Crujido… crujido… crujido…
El sonido resonó por la sala mientras la criatura se movía. ¿Cuánto tiempo había estado sentada ahí, inmóvil? Ethan se preguntó si sus propios huesos se habían oxidado en su lugar.
—El ruido no fui yo —soltó Ethan, con la mirada nerviosa—. ¡Fue un cuervo, un cuervo enorme destrozando tu nido!
Ante eso, la figura con cabeza de toro se quedó inmóvil.
—¿Un cuervo? —Su tono se volvió más frío, más áspero—. Odio a los cuervos más que a cualquier cosa…
Resopló, y una ráfaga de vapor blanco brotó de sus fosas nasales. Ethan retrocedió tambaleándose. No era solo aliento caliente, le llegó como una ráfaga de viento helado. Su cuerpo tembló cuando un escalofrío se clavó en su alma.
Y eso estaba mal. En Etéreo, el juego nunca simulaba la temperatura real. Había daño por congelación, claro, pero solo se registraba como números a menos que tuvieras resistencias. No sentías frío. Solo perdías salud.

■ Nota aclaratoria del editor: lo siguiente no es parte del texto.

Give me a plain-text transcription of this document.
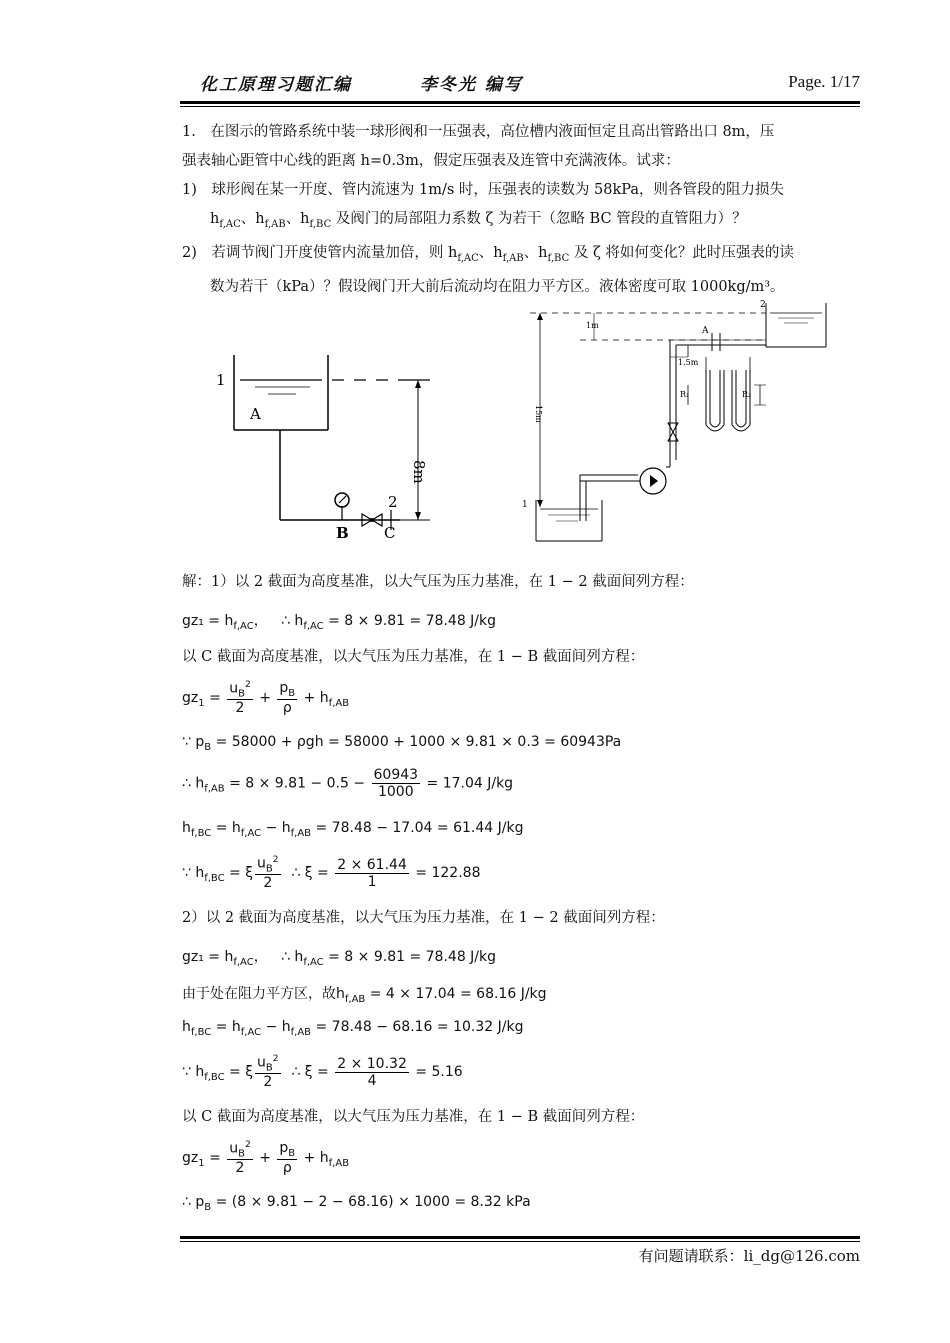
化工原理习题汇编	李冬光 编写	Page. 1/17

1.　在图示的管路系统中装一球形阀和一压强表，高位槽内液面恒定且高出管路出口 8m，压

强表轴心距管中心线的距离 h=0.3m，假定压强表及连管中充满液体。试求：

1)　球形阀在某一开度、管内流速为 1m/s 时，压强表的读数为 58kPa，则各管段的阻力损失

$h_{f,AC}$、$h_{f,AB}$、$h_{f,BC}$ 及阀门的局部阻力系数 ζ 为若干（忽略 BC 管段的直管阻力）？

2)　若调节阀门开度使管内流量加倍，则 $h_{f,AC}$、$h_{f,AB}$、$h_{f,BC}$ 及 ζ 将如何变化？此时压强表的读

数为若干（kPa）？假设阀门开大前后流动均在阻力平方区。液体密度可取 1000kg/m³。

1
A
8m
2
B C
2
1m
A
15m
1
1.5m
R₁	R₂
解：1）以 2 截面为高度基准，以大气压为压力基准，在 1 − 2 截面间列方程：
$gz_1 = h_{f,AC}$，   ∴ $h_{f,AC} = 8 \times 9.81 = 78.48$ J/kg
以 C 截面为高度基准，以大气压为压力基准，在 1 − B 截面间列方程：
$gz_1 = \frac{u_B^2}{2} + \frac{p_B}{\rho} + h_{f,AB}$
∵ $p_B = 58000 + \rho gh = 58000 + 1000 \times 9.81 \times 0.3 = 60943Pa$
∴ $h_{f,AB} = 8 \times 9.81 - 0.5 - \frac{60943}{1000} = 17.04$ J/kg
$h_{f,BC} = h_{f,AC} - h_{f,AB} = 78.48 - 17.04 = 61.44$ J/kg
∵ $h_{f,BC} = \xi \frac{u_B^2}{2}$ ∴ $\xi = \frac{2 \times 61.44}{1} = 122.88$
2）以 2 截面为高度基准，以大气压为压力基准，在 1 − 2 截面间列方程：
$gz_1 = h_{f,AC}$，   ∴ $h_{f,AC} = 8 \times 9.81 = 78.48$ J/kg
由于处在阻力平方区，故$h_{f,AB} = 4 \times 17.04 = 68.16$ J/kg
$h_{f,BC} = h_{f,AC} - h_{f,AB} = 78.48 - 68.16 = 10.32$ J/kg
∵ $h_{f,BC} = \xi \frac{u_B^2}{2}$ ∴ $\xi = \frac{2 \times 10.32}{4} = 5.16$
以 C 截面为高度基准，以大气压为压力基准，在 1 − B 截面间列方程：
$gz_1 = \frac{u_B^2}{2} + \frac{p_B}{\rho} + h_{f,AB}$
∴ $p_B = (8 \times 9.81 - 2 - 68.16) \times 1000 = 8.32$ kPa
有问题请联系：li_dg@126.com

Pero este… este frío no estaba en su piel. Estaba en sus huesos, en lo más profundo de su ser.
Aun así, el pánico de Ethan disminuyó ligeramente. La reacción del monstruo había revelado algo útil: realmente detestaba a los cuervos. Eso podría ser una ventaja.
Forzó una sonrisa burlona.
—¿Y qué si odias a los cuervos? Tu hogar ha sido reducido a pedazos y ni siquiera te atreviste a salir para hacer algo al respecto. Todo lo que puedes hacer es quedarte aquí enfurruñado como un cobarde.
Por dentro, su corazón martilleaba. Si presionaba demasiado, tal vez esta cosa se enfurecería y lo despedazaría. Pero había notado algo importante. No había abandonado su trono ni una sola vez. Ayer, cuando tropezó con este lugar por primera vez, también notó algo extraño: ningún nombre, rango o nivel flotando sobre su cabeza. Cada monstruo y espíritu en Etéreo llevaba una marca, a menos que… a menos que no fueran como los demás.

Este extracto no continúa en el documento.